Artist Nate Lowman reveals the inspiration behind his works in progress

This December, the Aspen Museum of Art is opening a mid-career retrospective of works by the New York artist, which conjure the dreams and nightmares lying just under the surface of America’s everyday totems and talismans. Ever the cultural scavenger, he reveals recent inspirations for a few pieces in progress.

CHAIR OUTSIDE THE SEA SLUG LOUNGE IN AMAGANSETT, NEW YORK. CHAIRS IN BANGKOK.

NATE LOWMAN: Last winter, I arrived in Bangkok with no real expectations. Delicious food, utter chaos, and severe heat yield an exciting and, at times, brutal atmosphere. There is also an overwhelming tourist dynamic to deal with (even as a tourist). The unlikely protagonists of our trip ended up being the ubiquitous empty plastic chairs. I grew up stacking and unstacking these types of chairs when my parents entertained. In Bangkok, they are everywhere. They weigh nothing and they come in every color. Their plasticity reflects the sunlight even when they are covered in soot. And being empty, they hold the ghosts we seek when we travel.

SHELL PATCH FROM TOKYO

LOWMAN: This little Shell patch is about the size of a quarter. I picked it up on a trip to Tokyo. Is it possible for a tiny, slightly crude rendering of a corporate logo to hold and transmit the anger of thousands of protests from Seattle to Nigeria? Is that the ’90s me asking that question? Do the irregular contours stitched with bright primary colors mean that “cute” is the new “punk”? None of the above? I really don’t know, so I just stare at it all the time, wondering.
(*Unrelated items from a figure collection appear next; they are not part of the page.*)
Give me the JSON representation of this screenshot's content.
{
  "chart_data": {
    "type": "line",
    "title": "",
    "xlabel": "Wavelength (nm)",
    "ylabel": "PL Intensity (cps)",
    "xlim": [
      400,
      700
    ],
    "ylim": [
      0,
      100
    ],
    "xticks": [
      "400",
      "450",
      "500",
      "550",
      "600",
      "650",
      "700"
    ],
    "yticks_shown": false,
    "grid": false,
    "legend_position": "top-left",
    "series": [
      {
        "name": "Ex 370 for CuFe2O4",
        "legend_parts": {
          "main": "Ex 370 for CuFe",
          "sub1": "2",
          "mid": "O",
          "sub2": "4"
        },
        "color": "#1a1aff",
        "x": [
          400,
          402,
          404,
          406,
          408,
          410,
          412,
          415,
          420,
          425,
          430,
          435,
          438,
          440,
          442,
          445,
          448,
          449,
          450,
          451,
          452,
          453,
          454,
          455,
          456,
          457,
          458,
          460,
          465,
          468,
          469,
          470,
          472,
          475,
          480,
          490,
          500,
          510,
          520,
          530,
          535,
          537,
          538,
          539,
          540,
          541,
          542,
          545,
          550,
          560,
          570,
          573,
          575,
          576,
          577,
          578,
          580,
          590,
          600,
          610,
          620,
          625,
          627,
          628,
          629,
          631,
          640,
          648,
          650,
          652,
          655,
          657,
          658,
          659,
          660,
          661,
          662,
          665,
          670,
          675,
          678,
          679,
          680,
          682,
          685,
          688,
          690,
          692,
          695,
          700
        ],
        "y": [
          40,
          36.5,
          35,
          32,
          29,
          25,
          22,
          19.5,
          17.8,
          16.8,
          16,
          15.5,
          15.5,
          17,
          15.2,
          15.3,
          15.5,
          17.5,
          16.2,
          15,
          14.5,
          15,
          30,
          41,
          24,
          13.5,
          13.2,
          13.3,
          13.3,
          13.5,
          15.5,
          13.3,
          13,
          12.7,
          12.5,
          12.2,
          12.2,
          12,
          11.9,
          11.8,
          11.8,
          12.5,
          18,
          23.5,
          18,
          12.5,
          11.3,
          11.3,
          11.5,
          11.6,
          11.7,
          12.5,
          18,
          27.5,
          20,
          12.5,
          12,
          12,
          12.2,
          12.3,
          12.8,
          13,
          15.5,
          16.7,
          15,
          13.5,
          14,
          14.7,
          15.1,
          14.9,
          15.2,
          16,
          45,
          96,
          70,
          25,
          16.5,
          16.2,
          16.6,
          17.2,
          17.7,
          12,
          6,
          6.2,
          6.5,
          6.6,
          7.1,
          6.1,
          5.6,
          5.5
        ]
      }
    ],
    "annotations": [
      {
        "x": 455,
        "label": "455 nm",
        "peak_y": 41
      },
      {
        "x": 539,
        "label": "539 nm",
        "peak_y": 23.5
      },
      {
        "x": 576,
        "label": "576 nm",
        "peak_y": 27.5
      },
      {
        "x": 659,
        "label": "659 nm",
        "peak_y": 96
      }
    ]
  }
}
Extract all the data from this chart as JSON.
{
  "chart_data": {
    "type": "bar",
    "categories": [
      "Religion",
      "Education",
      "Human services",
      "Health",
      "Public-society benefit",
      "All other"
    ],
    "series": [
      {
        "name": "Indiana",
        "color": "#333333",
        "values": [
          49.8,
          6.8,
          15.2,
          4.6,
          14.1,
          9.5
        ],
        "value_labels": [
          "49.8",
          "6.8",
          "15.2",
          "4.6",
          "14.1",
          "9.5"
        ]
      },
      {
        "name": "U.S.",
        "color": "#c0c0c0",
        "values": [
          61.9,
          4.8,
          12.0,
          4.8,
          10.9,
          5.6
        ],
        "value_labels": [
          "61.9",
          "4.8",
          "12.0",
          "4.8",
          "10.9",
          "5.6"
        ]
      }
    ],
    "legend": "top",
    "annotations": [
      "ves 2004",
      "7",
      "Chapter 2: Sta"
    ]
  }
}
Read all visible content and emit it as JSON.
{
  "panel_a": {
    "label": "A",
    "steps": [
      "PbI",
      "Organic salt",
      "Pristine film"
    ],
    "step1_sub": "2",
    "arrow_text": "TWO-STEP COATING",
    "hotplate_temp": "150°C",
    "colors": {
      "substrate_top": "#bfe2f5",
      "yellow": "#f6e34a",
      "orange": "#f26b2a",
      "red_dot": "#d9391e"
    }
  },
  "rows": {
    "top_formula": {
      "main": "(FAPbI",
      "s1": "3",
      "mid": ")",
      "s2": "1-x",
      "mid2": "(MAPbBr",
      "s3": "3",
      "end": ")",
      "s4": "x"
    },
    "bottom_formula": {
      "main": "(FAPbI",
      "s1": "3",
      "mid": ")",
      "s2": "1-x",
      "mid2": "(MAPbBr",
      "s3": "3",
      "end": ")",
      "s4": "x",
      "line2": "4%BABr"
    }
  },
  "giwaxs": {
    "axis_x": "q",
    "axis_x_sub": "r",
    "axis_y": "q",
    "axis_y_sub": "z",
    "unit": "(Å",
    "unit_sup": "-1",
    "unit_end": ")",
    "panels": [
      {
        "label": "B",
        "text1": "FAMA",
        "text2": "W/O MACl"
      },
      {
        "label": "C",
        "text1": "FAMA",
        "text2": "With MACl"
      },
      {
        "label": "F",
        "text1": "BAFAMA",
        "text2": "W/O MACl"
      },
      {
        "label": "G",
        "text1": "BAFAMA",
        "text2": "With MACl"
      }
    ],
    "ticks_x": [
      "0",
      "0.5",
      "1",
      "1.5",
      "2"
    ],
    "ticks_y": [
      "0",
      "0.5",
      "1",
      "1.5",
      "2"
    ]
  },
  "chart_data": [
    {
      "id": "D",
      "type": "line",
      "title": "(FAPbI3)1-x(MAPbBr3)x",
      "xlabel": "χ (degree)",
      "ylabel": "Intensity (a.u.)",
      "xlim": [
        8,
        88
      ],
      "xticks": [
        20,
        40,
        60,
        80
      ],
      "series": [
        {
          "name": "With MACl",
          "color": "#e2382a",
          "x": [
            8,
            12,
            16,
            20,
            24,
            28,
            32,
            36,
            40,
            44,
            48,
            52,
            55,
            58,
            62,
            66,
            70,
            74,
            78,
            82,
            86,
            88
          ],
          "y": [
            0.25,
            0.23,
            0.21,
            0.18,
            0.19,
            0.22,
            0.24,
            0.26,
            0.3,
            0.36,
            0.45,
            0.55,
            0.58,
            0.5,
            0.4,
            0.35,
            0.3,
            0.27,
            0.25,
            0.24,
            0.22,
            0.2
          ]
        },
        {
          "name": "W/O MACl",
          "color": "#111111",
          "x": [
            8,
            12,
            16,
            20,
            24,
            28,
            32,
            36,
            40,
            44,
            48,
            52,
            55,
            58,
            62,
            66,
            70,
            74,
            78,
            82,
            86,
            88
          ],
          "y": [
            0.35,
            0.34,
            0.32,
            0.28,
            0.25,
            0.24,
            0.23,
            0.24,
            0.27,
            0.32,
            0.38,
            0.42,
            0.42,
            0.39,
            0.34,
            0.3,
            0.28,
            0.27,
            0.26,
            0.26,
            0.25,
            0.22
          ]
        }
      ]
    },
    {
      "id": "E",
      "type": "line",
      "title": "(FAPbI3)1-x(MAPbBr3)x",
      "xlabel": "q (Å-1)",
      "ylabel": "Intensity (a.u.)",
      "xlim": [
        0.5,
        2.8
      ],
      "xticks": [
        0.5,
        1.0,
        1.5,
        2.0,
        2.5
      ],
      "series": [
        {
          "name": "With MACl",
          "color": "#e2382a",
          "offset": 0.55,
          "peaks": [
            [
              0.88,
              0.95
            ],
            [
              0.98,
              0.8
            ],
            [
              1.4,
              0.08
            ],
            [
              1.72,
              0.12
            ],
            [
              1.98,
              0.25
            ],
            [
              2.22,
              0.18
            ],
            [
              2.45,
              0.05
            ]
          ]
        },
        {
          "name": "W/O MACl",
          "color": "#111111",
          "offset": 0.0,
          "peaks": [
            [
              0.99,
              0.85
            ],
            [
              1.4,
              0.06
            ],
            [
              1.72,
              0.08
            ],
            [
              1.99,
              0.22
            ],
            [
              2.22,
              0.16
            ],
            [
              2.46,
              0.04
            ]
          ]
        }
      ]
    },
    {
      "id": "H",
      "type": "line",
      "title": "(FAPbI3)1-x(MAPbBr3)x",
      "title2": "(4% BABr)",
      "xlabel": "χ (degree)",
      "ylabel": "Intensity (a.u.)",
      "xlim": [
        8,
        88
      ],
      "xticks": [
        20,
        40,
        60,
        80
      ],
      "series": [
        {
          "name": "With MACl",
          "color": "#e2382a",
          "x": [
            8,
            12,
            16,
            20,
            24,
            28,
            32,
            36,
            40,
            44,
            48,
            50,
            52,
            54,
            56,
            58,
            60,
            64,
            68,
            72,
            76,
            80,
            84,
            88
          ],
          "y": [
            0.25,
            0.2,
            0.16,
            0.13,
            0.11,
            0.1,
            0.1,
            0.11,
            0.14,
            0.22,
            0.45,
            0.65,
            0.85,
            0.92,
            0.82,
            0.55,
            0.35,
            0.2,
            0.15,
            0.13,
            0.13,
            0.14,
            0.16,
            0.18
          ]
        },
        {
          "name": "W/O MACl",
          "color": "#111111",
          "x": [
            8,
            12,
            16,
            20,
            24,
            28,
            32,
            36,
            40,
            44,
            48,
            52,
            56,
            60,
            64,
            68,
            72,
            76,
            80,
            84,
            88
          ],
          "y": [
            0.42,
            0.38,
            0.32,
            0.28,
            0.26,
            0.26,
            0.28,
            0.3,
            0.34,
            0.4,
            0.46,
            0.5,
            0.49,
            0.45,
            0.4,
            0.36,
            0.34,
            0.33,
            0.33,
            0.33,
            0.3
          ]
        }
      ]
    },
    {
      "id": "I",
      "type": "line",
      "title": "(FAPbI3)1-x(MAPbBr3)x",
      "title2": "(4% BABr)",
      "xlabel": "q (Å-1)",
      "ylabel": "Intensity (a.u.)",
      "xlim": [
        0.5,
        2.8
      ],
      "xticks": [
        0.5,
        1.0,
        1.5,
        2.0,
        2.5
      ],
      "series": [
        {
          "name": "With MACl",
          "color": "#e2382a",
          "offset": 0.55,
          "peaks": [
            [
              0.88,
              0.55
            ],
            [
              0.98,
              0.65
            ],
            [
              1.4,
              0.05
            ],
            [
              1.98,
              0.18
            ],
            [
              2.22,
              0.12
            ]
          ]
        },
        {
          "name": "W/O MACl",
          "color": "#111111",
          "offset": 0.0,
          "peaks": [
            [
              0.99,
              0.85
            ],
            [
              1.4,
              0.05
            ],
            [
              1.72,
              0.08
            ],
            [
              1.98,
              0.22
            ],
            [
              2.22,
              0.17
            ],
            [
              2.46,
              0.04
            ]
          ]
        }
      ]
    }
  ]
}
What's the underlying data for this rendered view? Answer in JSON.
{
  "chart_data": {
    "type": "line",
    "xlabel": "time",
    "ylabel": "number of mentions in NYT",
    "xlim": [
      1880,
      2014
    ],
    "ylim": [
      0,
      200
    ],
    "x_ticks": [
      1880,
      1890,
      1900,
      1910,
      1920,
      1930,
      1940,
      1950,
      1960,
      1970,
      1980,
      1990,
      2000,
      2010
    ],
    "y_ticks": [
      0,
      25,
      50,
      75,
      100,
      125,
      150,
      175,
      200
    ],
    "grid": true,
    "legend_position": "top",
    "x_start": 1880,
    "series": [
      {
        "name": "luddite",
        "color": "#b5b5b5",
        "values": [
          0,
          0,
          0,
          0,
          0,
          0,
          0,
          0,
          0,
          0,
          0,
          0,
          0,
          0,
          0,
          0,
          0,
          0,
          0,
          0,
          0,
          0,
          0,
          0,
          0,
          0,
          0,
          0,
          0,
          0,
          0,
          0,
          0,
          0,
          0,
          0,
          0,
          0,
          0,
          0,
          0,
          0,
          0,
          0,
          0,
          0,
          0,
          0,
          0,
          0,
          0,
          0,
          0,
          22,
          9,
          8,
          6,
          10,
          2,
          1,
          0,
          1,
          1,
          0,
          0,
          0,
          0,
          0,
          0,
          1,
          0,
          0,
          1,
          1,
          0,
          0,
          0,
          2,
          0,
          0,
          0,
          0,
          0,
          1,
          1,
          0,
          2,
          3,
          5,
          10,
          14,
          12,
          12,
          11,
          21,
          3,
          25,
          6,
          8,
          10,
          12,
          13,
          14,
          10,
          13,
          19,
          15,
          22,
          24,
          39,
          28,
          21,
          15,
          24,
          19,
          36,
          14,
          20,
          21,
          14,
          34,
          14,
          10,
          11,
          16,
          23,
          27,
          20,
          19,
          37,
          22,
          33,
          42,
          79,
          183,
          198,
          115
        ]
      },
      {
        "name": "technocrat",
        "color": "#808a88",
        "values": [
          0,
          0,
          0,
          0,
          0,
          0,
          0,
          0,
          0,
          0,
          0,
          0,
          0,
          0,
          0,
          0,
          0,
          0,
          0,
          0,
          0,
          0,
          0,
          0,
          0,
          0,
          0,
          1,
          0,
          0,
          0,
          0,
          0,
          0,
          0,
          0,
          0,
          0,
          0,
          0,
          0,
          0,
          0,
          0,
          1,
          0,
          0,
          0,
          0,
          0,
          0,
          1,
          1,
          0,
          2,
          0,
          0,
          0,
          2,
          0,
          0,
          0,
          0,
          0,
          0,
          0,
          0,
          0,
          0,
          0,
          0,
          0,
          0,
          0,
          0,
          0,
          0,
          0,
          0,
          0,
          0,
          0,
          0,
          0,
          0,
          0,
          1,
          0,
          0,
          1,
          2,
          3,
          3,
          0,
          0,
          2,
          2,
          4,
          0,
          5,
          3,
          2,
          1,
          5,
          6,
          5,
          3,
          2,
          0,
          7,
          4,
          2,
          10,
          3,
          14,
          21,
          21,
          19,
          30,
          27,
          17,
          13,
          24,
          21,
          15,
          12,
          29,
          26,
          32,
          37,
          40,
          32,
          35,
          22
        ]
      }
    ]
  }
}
SCULPTURE FROM BANGKOK, CIRCA 1900, IN LOWMAN’S STUDIO, NEW YORK CITY.

LOWMAN: When I was in Bangkok, I looked all over for these wooden deer sculptures (a Buddhist thing that I wanted to appropriate into a scarecrow to ward off real deer at my place in Amagansett). It turns out that the deer sculptures are quite rare, and these wood dick sculptures are abundant. I ended up with no deer and seven dicks—so, as my Italian friends would say, “Cazzo!” I’m trying to make a sculpture.

ERIK IN CALIFORNIA, 1995, ON A PAGE FROM LOWMAN’S PHOTO ALBUM.

THREE POSTCARDS FROM REIMS CATHEDRAL IN REIMS, FRANCE. AND THE ANGELS ARE SINGING BUT THEIR SKIRTS ARE ON FIRE FOR E.S. 2, 2017; LATEX, OIL, AND ALKYD ON CANVAS; 49 . 60 . 1.25″; COURTESY OF THE ARTIST AND MACCARONE, NEW YORK AND LOS ANGELES.

LOWMAN: I had an exhibition in the spring of 2016 in Reims, France, the region where champagne comes from. It’s also home to a very impressive cathedral, pictured here on fire. Along with stained-glass windows by Marc Chagall, the façade includes a smiling angel that attracts tourists—the younger ones carry selfie sticks, the rest of us buy postcards.
Many months after returning home with my postcards, I turned to them as source images. I had wanted for many years to make a painting memorializing my friend Erik, who took his own life more than a decade ago. Erik and I were childhood friends in Las Vegas and had moved to California at the same time. We grew up together playing music and exchanging poetry. Erik is pictured here circa 1995. Erik wrote a poem that included the line: “And the angels are singing, but their skirts are on fire.” I don’t remember the poem’s title, and I don’t have a copy of it. I was screwing around in the studio, painting images from the cathedral postcards, when I remembered the line from Erik’s poem. Trying to paint from a photograph of a sculpture in order to render an image described in a poem was so silly and addictive that I ended up doing a series of six.

NATE LOWMAN: BEFORE AND AFTER RUNS UNTIL JUNE 10, 2018 AT THE ASPEN MUSEUM OF ART.